To assemble, glue the footprint onto a lunch size paper plate that has been colored or painted brown. Behind the plate attach the handprints with the fingers pointing up and showing as the tail feathers. Draw facial features (eyes and waddle) with crayons or markers.
ABC Game of Gratitude
As the family sits around the Thanksgiving dinner table, place this game of gratitude using the alphabet. The first player starts with the letter A, and makes a statement like “I am thankful for apples that are in our apple pie dessert”, then the next person uses B and may say, “I am thankful for my baby brother.” Continue around the table with each person using the next letter. Can you get through the entire alphabet?
Native American Feather Awards for Good Deeds
Native Americans were given feathers for each achievement attained. Your children will love to earn some too. Make a construction paper headband to fit around your child’s head and staple shut. Set up a chore or project list at home. Parents can cut out paper feathers in fall colors. Staple a feather onto your child’s headband for each good deed they have completed. The kids will be proud to wear this headdress of honor!
A Snack of Gratitude
The ingredients of this snack mix has symbols that relate to the first Thanksgiving when the Pilgrims and Native Americans shared their blessings together. Mix several cups of each ingredient together in a large bowl to make this snack mix for the family to enjoy.

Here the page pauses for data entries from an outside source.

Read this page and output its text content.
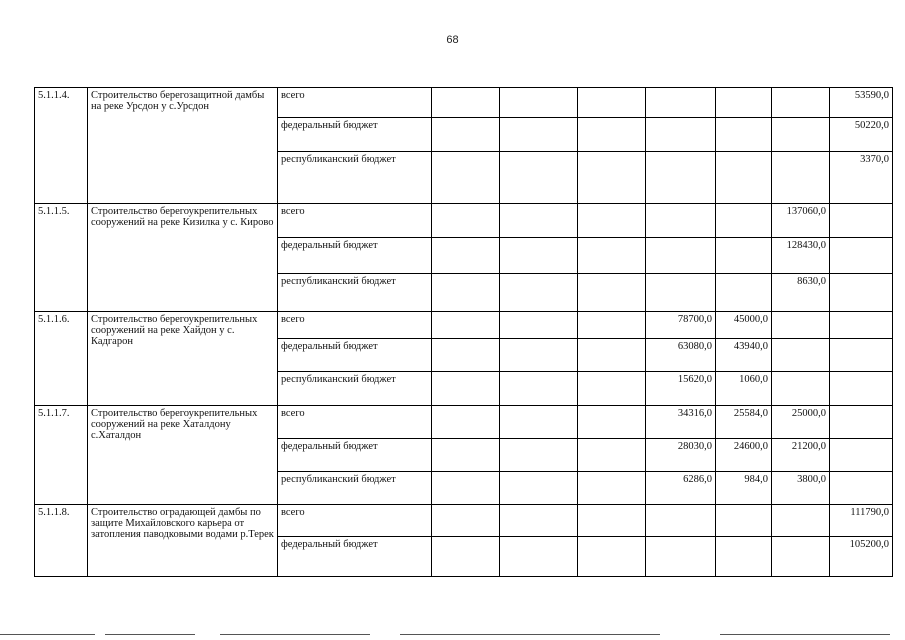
68
5.1.1.4.	Строительство берегозащитной дамбы на реке Урсдон у с.Урсдон	всего							53590,0
		федеральный бюджет							50220,0
		республиканский бюджет							3370,0
5.1.1.5.	Строительство берегоукрепительных сооружений на реке Кизилка у с. Кирово	всего						137060,0	
		федеральный бюджет						128430,0	
		республиканский бюджет						8630,0	
5.1.1.6.	Строительство берегоукрепительных сооружений на реке Хайдон у с. Кадгарон	всего				78700,0	45000,0		
		федеральный бюджет				63080,0	43940,0		
		республиканский бюджет				15620,0	1060,0		
5.1.1.7.	Строительство берегоукрепительных сооружений на реке Хаталдону с.Хаталдон	всего				34316,0	25584,0	25000,0	
		федеральный бюджет				28030,0	24600,0	21200,0	
		республиканский бюджет				6286,0	984,0	3800,0	
5.1.1.8.	Строительство оградающей дамбы по защите Михайловского карьера от затопления паводковыми водами р.Терек	всего							111790,0
		федеральный бюджет							105200,0
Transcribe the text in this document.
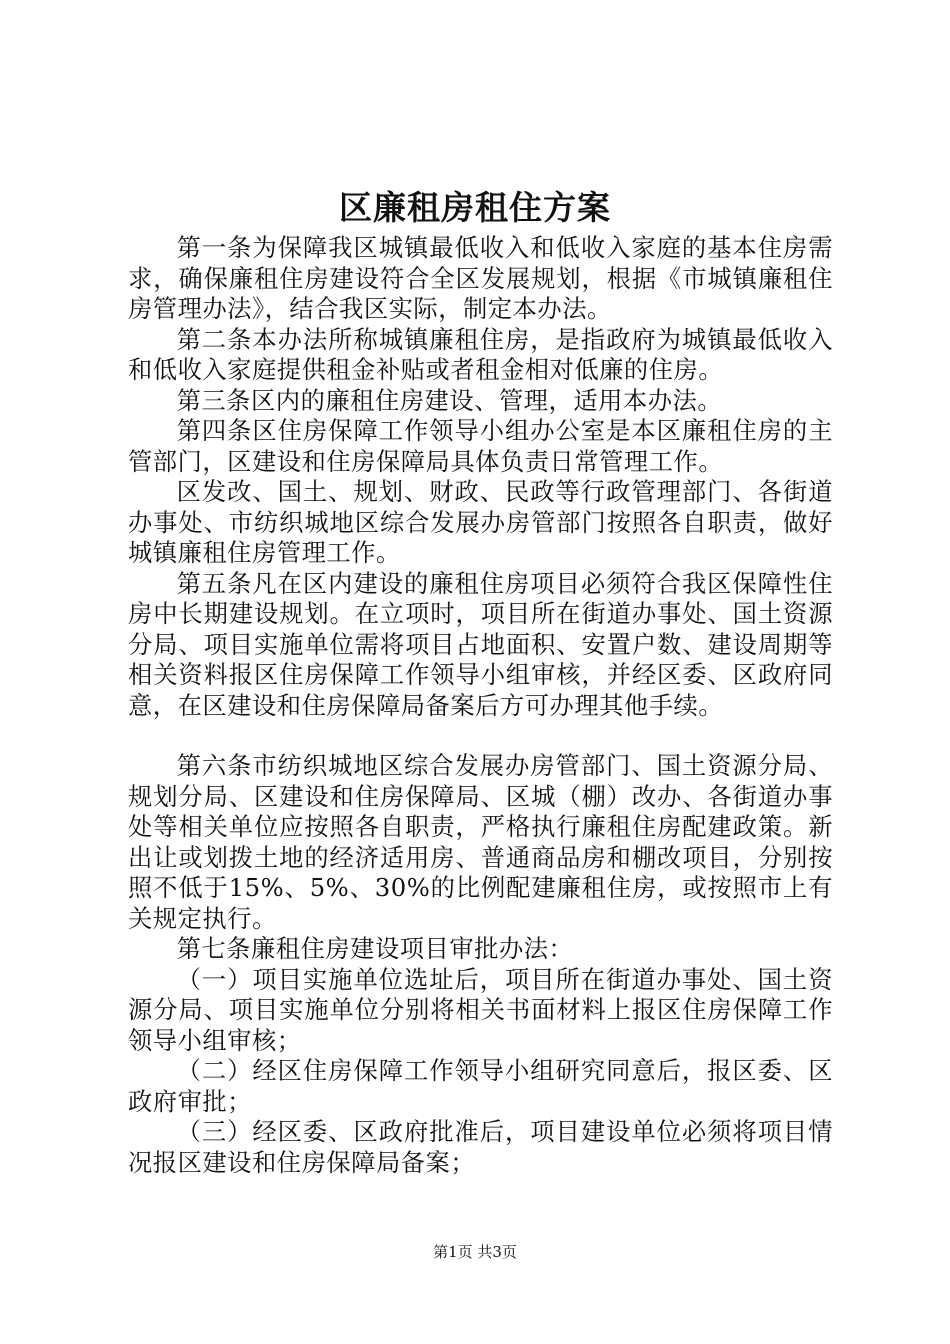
区廉租房租住方案

第一条为保障我区城镇最低收入和低收入家庭的基本住房需求，确保廉租住房建设符合全区发展规划，根据《市城镇廉租住房管理办法》，结合我区实际，制定本办法。

第二条本办法所称城镇廉租住房，是指政府为城镇最低收入和低收入家庭提供租金补贴或者租金相对低廉的住房。

第三条区内的廉租住房建设、管理，适用本办法。

第四条区住房保障工作领导小组办公室是本区廉租住房的主管部门，区建设和住房保障局具体负责日常管理工作。

区发改、国土、规划、财政、民政等行政管理部门、各街道办事处、市纺织城地区综合发展办房管部门按照各自职责，做好城镇廉租住房管理工作。

第五条凡在区内建设的廉租住房项目必须符合我区保障性住房中长期建设规划。在立项时，项目所在街道办事处、国土资源分局、项目实施单位需将项目占地面积、安置户数、建设周期等相关资料报区住房保障工作领导小组审核，并经区委、区政府同意，在区建设和住房保障局备案后方可办理其他手续。

第六条市纺织城地区综合发展办房管部门、国土资源分局、规划分局、区建设和住房保障局、区城（棚）改办、各街道办事处等相关单位应按照各自职责，严格执行廉租住房配建政策。新出让或划拨土地的经济适用房、普通商品房和棚改项目，分别按照不低于15%、5%、30%的比例配建廉租住房，或按照市上有关规定执行。

第七条廉租住房建设项目审批办法：

（一）项目实施单位选址后，项目所在街道办事处、国土资源分局、项目实施单位分别将相关书面材料上报区住房保障工作领导小组审核；

（二）经区住房保障工作领导小组研究同意后，报区委、区政府审批；

（三）经区委、区政府批准后，项目建设单位必须将项目情况报区建设和住房保障局备案；

第1页 共3页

Bugles (brand) Corn Snack – there are shaped like cornucopias, also called horn of plenty
Knot-shaped Pretzels – these look like arms folded in thanks and prayers
Candy Corn – Pilgrims were only allotted five kernels of corn per day, as food was scarce
Dried fruit (raisins, cranberries, apricots) – Thanksgiving is a celebration of the fall harvest
Sunflower or Pumpkin seeds – these represent hope for a bounteous harvest next season
Any one of these activities teach valuable lessons in gratitude. Have fun and Happy Thanksgiving!